# Site Maintenance July 28



## Janet H (Jul 27, 2011)

Due to preventive maintenance the forum may be offline starting July 28,  2011 starting at 1:01 EDT (5:01 GMT).  This maintenance window is  scheduled for 2 hours but the hope is that it will be no more than 30  minutes. 

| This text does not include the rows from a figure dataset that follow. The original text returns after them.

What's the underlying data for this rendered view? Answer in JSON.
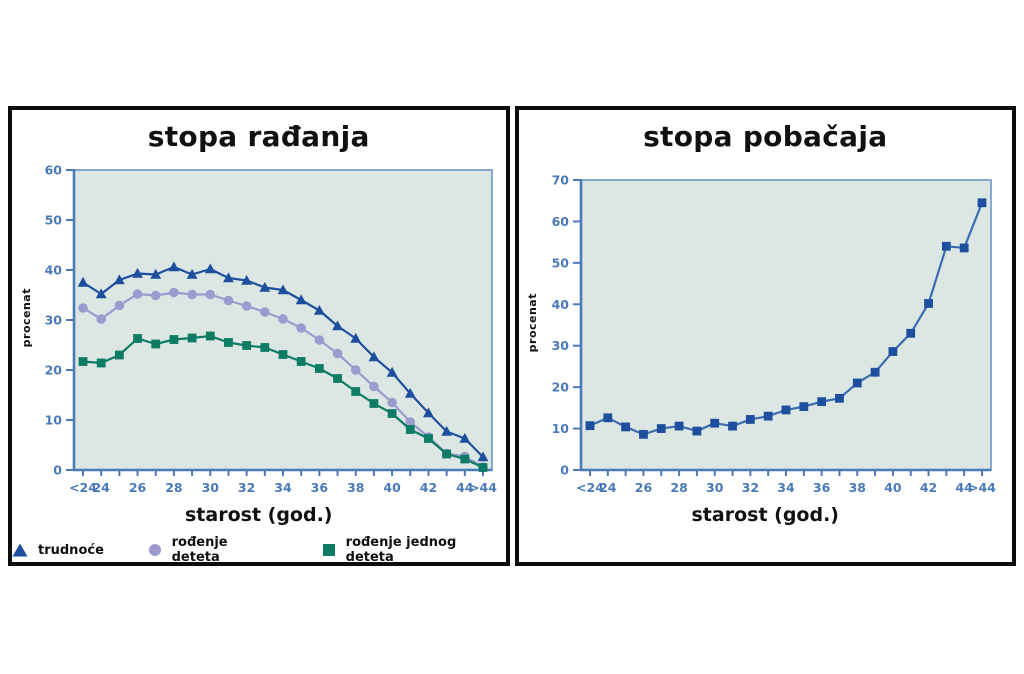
{
  "colors": {
    "panel_border": "#0d0d0d",
    "plot_background": "#dce7e4",
    "plot_frame": "#7ba0cb",
    "axis": "#4a7ab8",
    "tick_label": "#4a7ab8",
    "text": "#111111"
  },
  "chart_data": [
    {
      "type": "line",
      "title": "stopa rađanja",
      "xlabel": "starost (god.)",
      "ylabel": "procenat",
      "ylim": [
        0,
        60
      ],
      "ytick_step": 10,
      "grid": false,
      "legend_position": "bottom",
      "categories": [
        "<24",
        "24",
        "25",
        "26",
        "27",
        "28",
        "29",
        "30",
        "31",
        "32",
        "33",
        "34",
        "35",
        "36",
        "37",
        "38",
        "39",
        "40",
        "41",
        "42",
        "43",
        "44",
        ">44"
      ],
      "xtick_labeled": [
        "<24",
        "24",
        "26",
        "28",
        "30",
        "32",
        "34",
        "36",
        "38",
        "40",
        "42",
        "44",
        ">44"
      ],
      "series": [
        {
          "name": "trudnoće",
          "marker": "triangle",
          "color": "#1d4f9e",
          "values": [
            37.5,
            35.2,
            38.0,
            39.3,
            39.1,
            40.6,
            39.1,
            40.2,
            38.4,
            37.9,
            36.5,
            36.0,
            34.0,
            31.9,
            28.8,
            26.3,
            22.6,
            19.5,
            15.3,
            11.4,
            7.7,
            6.3,
            2.6
          ]
        },
        {
          "name": "rođenje deteta",
          "marker": "circle",
          "color": "#9b9bd0",
          "values": [
            32.4,
            30.2,
            32.9,
            35.2,
            34.9,
            35.5,
            35.1,
            35.1,
            33.9,
            32.8,
            31.6,
            30.2,
            28.4,
            26.0,
            23.3,
            20.0,
            16.7,
            13.5,
            9.6,
            6.6,
            3.3,
            2.7,
            0.6
          ]
        },
        {
          "name": "rođenje jednog deteta",
          "marker": "square",
          "color": "#0d7c65",
          "values": [
            21.7,
            21.4,
            23.0,
            26.3,
            25.2,
            26.1,
            26.4,
            26.8,
            25.5,
            24.9,
            24.5,
            23.1,
            21.7,
            20.3,
            18.3,
            15.7,
            13.3,
            11.3,
            8.1,
            6.3,
            3.2,
            2.2,
            0.5
          ]
        }
      ]
    },
    {
      "type": "line",
      "title": "stopa pobačaja",
      "xlabel": "starost (god.)",
      "ylabel": "procenat",
      "ylim": [
        0,
        70
      ],
      "ytick_step": 10,
      "grid": false,
      "legend_position": "none",
      "categories": [
        "<24",
        "24",
        "25",
        "26",
        "27",
        "28",
        "29",
        "30",
        "31",
        "32",
        "33",
        "34",
        "35",
        "36",
        "37",
        "38",
        "39",
        "40",
        "41",
        "42",
        "43",
        "44",
        ">44"
      ],
      "xtick_labeled": [
        "<24",
        "24",
        "26",
        "28",
        "30",
        "32",
        "34",
        "36",
        "38",
        "40",
        "42",
        "44",
        ">44"
      ],
      "series": [
        {
          "name": "stopa pobačaja",
          "marker": "square",
          "color": "#1d4f9e",
          "line_color": "#3b6cb0",
          "values": [
            10.7,
            12.6,
            10.4,
            8.6,
            10.0,
            10.6,
            9.4,
            11.3,
            10.6,
            12.2,
            13.0,
            14.5,
            15.3,
            16.5,
            17.3,
            21.0,
            23.6,
            28.6,
            33.0,
            40.2,
            54.0,
            53.6,
            64.5
          ]
        }
      ]
    }
  ]
}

   We are apologize for any inconvenience.


----------



## Kayelle (Jul 27, 2011)

Thanks for the heads up Janet, and thanks also for all you do!


----------



## Aunt Bea (Jul 27, 2011)

Thanks for the heads up!

Good luck!


----------



## PrincessFiona60 (Jul 28, 2011)

Thanks Janet!


----------



## Bolas De Fraile (Jul 28, 2011)

Thanks for including me Janet, its wonderful to be taken into consideration


----------



## Somebunny (Jul 28, 2011)

Thank you Janet, we appreciate you


----------



## PrincessFiona60 (Jul 28, 2011)

Bolas De Fraile said:


> Thanks for including me Janet, its wonderful to be taken into consideration



Grinch Mean Time?


----------



## GB (Jul 28, 2011)

Thanks Janet, not just for the notification, but for all you do.


----------



## Bolas De Fraile (Jul 29, 2011)

PrincessFiona60 said:


> Grinch Mean Time?


Yes


----------



## PrincessFiona60 (Jul 29, 2011)

Bolas De Fraile said:


> Yes



Oh, you're a mean one!


----------